The motivation of the states in making UST payments is to help owners and operators with the cost of environmental remediation.  The states do not intend to make capital contributions to UST owners and operators.  The state programs are designed to reduce the economic hardship of compliance by UST owners and operators with their financial responsibility requirements, namely, the ability to take corrective action and compensate injured parties.  The state programs are subsidies that enable owners and operators to pay for environmental remediation.

Despite the existence of a public benefit derived from such subsidy payments, a compelling public purpose does not negate the fundamental principle under sections 118(a) and 1.118-1 that governmental subsidy payments designed to subsidize business operations constitute income, not capital contributions.  As noted specifically in Coastal Utilities, government payments furnished as revenue supplements or subsidies to operating income constitute gross income, not capital contributions.   

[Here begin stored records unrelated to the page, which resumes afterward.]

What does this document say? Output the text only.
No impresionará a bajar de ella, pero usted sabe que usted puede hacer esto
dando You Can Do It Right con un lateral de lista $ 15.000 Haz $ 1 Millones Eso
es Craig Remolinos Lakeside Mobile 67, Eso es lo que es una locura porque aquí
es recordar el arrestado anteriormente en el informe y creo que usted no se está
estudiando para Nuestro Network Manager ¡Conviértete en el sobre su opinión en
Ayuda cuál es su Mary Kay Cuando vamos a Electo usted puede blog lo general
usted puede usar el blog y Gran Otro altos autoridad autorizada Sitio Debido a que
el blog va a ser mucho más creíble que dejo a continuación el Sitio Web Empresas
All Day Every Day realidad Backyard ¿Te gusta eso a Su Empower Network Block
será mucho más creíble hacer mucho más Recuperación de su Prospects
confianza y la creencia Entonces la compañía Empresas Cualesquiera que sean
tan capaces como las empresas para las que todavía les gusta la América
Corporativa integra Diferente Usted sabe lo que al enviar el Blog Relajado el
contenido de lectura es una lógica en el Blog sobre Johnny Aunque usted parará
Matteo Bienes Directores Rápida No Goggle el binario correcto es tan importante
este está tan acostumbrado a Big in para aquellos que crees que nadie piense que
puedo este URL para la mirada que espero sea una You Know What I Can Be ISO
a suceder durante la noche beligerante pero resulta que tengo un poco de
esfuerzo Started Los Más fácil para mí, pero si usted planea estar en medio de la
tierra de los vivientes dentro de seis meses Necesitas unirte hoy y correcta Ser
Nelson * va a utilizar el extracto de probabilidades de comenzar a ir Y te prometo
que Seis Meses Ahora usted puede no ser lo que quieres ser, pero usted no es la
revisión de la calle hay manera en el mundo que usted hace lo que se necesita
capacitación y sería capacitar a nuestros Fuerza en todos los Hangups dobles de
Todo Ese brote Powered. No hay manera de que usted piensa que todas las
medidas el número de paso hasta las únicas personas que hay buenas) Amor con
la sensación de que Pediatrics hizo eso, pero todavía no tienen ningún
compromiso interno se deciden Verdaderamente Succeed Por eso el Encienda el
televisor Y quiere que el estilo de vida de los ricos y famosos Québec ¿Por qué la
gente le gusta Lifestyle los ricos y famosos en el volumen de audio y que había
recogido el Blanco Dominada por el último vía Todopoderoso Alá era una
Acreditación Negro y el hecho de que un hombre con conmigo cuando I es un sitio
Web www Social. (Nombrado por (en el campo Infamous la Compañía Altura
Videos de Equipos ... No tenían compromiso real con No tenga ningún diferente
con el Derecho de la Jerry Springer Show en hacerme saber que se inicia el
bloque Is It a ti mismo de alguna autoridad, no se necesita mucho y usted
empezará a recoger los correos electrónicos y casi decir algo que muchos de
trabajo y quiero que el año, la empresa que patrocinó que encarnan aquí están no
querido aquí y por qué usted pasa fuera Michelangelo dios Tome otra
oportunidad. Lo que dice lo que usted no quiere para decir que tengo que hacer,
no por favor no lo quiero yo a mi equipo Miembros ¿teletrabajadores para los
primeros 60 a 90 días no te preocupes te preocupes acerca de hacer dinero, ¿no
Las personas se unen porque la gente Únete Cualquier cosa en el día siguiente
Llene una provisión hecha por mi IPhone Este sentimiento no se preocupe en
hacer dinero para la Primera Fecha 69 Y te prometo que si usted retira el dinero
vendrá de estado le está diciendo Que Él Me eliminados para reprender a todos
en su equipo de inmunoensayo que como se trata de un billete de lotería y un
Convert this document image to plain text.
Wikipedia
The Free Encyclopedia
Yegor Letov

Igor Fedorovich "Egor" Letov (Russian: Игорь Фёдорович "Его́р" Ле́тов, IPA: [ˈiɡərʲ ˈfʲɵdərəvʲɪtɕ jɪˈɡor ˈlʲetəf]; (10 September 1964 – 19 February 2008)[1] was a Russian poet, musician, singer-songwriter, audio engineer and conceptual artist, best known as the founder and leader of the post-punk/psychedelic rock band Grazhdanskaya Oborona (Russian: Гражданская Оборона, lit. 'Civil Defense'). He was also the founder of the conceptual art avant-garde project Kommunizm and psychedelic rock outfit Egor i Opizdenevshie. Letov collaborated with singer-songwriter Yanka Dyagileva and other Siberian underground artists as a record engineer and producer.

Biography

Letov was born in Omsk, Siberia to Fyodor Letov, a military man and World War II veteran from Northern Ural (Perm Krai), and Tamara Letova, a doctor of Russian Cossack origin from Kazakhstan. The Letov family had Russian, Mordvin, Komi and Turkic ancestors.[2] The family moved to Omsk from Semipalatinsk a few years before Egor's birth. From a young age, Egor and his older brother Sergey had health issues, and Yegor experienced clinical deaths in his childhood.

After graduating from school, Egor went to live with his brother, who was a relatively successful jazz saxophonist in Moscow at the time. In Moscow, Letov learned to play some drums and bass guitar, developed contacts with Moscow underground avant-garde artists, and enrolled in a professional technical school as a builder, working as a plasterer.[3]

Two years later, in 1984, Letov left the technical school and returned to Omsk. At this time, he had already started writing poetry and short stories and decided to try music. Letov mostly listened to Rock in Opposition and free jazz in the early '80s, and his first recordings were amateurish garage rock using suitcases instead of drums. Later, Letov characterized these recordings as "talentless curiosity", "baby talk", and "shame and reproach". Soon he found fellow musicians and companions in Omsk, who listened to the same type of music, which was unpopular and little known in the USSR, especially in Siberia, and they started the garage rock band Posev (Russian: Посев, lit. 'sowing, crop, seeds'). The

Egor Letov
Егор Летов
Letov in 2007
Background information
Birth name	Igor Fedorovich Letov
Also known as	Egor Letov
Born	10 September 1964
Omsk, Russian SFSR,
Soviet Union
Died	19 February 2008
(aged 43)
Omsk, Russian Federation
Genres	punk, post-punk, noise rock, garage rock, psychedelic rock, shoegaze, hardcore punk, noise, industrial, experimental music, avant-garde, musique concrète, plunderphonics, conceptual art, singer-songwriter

Additionally, the cleanup reimbursement payments do not satisfy the characteristics of a nonshareholder contribution to capital as set forth in Chicago, Burlington & Quincy R.R., supra.  As discussed, (1) the reimbursement payments do not become a permanent part of the UST owner or operator’s working capital because the payments are not restricted to the acquisition of capital assets; UST cleanup reimbursements may be used to pay for any expense or distribution and act as operating subsidy payments.  (2) Reimbursements are made for specific, quantifiable costs incurred in the cleanup of petroleum contaminates caused by leaking USTs.  (3) Reimbursement payments are not bargained for; the payments are prescribed unilaterally by the state governments.  The owner or operator must perform its cleanup obligation and file its claims following all rules and procedures as mandated by each state UST cleanup fund program.  (4) The asset transferred in these situations, cash, is commensurate with its value, but this characteristic can never be controlling; a cash payment will always be commensurate with its value.  (5) Finally, UST payments do not generate additional income for the UST owner or operator because the UST payments are not restricted to the acquisition of capital assets that would generate such additional income; the reimbursements can be used to pay any expense or make any distribution.

CONCLUSION

Payments received by corporate owners or operators of underground storage tanks, in the form of payments from state financial assurance funds or other state underground storage tank cleanup reimbursement programs, are not nonshareholder contributions to capital under section 118(a) of the Internal Revenue Code. Therefore, amounts from state financial assurance funds or other reimbursement programs are included in gross income under Internal Revenue Code section 61(a).